NVOCC shipping lines see bleak future at Port of Colombo


The crisis faced by the NVOCC lines operating to and from Colombo was featured in multiple articles since 11 February in the Daily FT. As mentioned, the crisis arose due to the International Feeder Shipping Line Operators imposing new conditions for the carriage of NVOCC line containers to and from the Port of Colombo.

As per the new conditions, Feeder Operator Agents will no longer pay the port handling charges on behalf of NVOCC Agents in Sri Lanka thus doing away with a 25-year-old commercial practice in the country.
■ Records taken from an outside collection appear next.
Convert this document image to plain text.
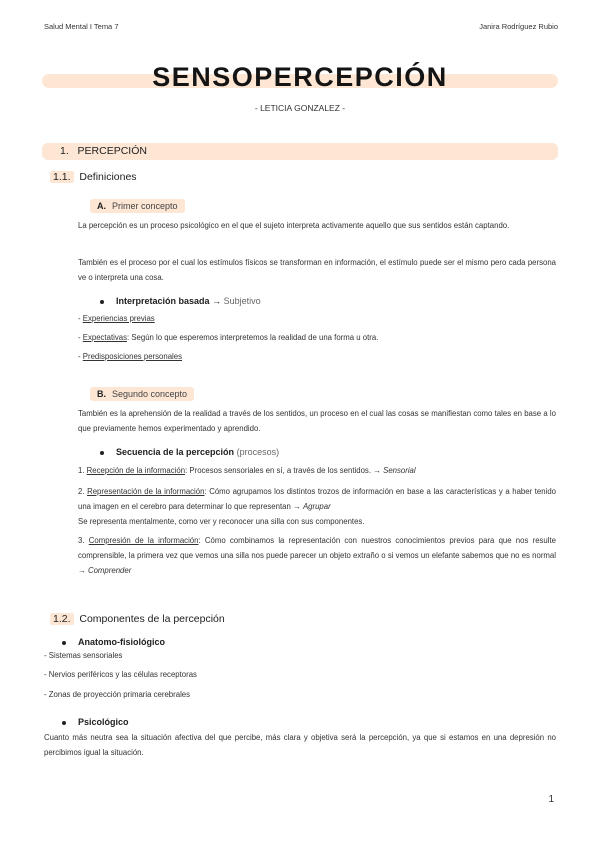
Salud Mental I Tema 7	Janira Rodríguez Rubio
SENSOPERCEPCIÓN
- LETICIA GONZALEZ -
1. PERCEPCIÓN
1.1. Definiciones
A. Primer concepto
La percepción es un proceso psicológico en el que el sujeto interpreta activamente aquello que sus sentidos están captando.
También es el proceso por el cual los estímulos físicos se transforman en información, el estímulo puede ser el mismo pero cada persona ve o interpreta una cosa.
Interpretación basada → Subjetivo
- Experiencias previas
- Expectativas: Según lo que esperemos interpretemos la realidad de una forma u otra.
- Predisposiciones personales
B. Segundo concepto
También es la aprehensión de la realidad a través de los sentidos, un proceso en el cual las cosas se manifiestan como tales en base a lo que previamente hemos experimentado y aprendido.
Secuencia de la percepción (procesos)
1. Recepción de la información: Procesos sensoriales en sí, a través de los sentidos. → Sensorial
2. Representación de la información: Cómo agrupamos los distintos trozos de información en base a las características y a haber tenido una imagen en el cerebro para determinar lo que representan → Agrupar
Se representa mentalmente, como ver y reconocer una silla con sus componentes.
3. Compresión de la información: Cómo combinamos la representación con nuestros conocimientos previos para que nos resulte comprensible, la primera vez que vemos una silla nos puede parecer un objeto extraño o si vemos un elefante sabemos que no es normal → Comprender
1.2. Componentes de la percepción
Anatomo-fisiológico
- Sistemas sensoriales
- Nervios periféricos y las células receptoras
- Zonas de proyección primaria cerebrales
Psicológico
Cuanto más neutra sea la situación afectiva del que percibe, más clara y objetiva será la percepción, ya que si estamos en una depresión no percibimos igual la situación.
1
This leaves the NVOCC Agents having to obtain direct payment facilities with the three terminals in the Port of Colombo.

However, port terminal operators were not willing to offer the direct billing facilities to NVOCC Agents due to factors such as the licencing category currently held by NVOCC Agents, concerns of NVOCC Principal’s insurance covers, Principal’s fleet size, financial strength and volume commitments required among others.

Therefore, in order to find an acceptable solution to all stakeholders, the Ministry of Ports and Shipping together with Chairman – SLPA, intervened to form a Joint Committee headed by the Managing Director – SLPA which includes representatives of all three terminals (SLPA – JCT, SAGT, CICT), Director General Merchant Shipping (Licencing Authority), SLPA Finance, Sri Lanka Association of Vessel Operators (SLAVO), Ceylon Association of Shipping Agents (CASA), Ceylon Freight & Logistics Association (CEYFFA) and Sri Lanka Association of NVOCC Agents (SLANA).

We understand however, that the proposal submitted jointly by the three Colombo Port Terminals is not conducive for the NVOCC Line Principals and their Colombo Agents to obtain direct billing facilities.

Justifiably, NVOCC Principals are very concerned that Colombo which has claimed ‘Hub Port Status’ is not opening up the opportunity for legitimate port users, to have a gateway for their containers to enter the country. When all other Hub Ports such as Dubai, Singapore, Malaysia and Regional ports such as India and Pakistan have encouraged registered licenced shipping and logistics companies to have direct billing facilities at their respective port terminals. We also learn that when it comes to insurance, the Colombo terminals are biased in wanting NVOCC Principals to have similar coverage to that of Vessel Operator’s P&I cover, which is not required by any other Regional Ports.

The Regional Ports having recognised the NVOCC business model have made provision for one Agent to represent many operators at a port terminal. Colombo Port terminals however, insist on keeping separate bank guarantees for each and every Principal which is not commercially viable when conducting the NVOCC agency business.

Moreover, all other Regional Port Terminals including the Hub Ports such as Dubai, request for reasonable bank guarantees in their local currency. In comparison the three Colombo terminals insist on collecting US Dollar bank guarantees per Principal at each terminal. We understand that due to these requirements and many other factors, discussions at the Joint Committee, have come to a standstill. Fortunately, the Feeder Operator Principals have given a further extension to their deadline until 31 October purely as an assistance to the country’s trade, taking into consideration the adverse political and economic situation in the country during the past few months.

At this juncture the NVOCC Agents’ only remaining hope is for Ministerial intervention at the highest level.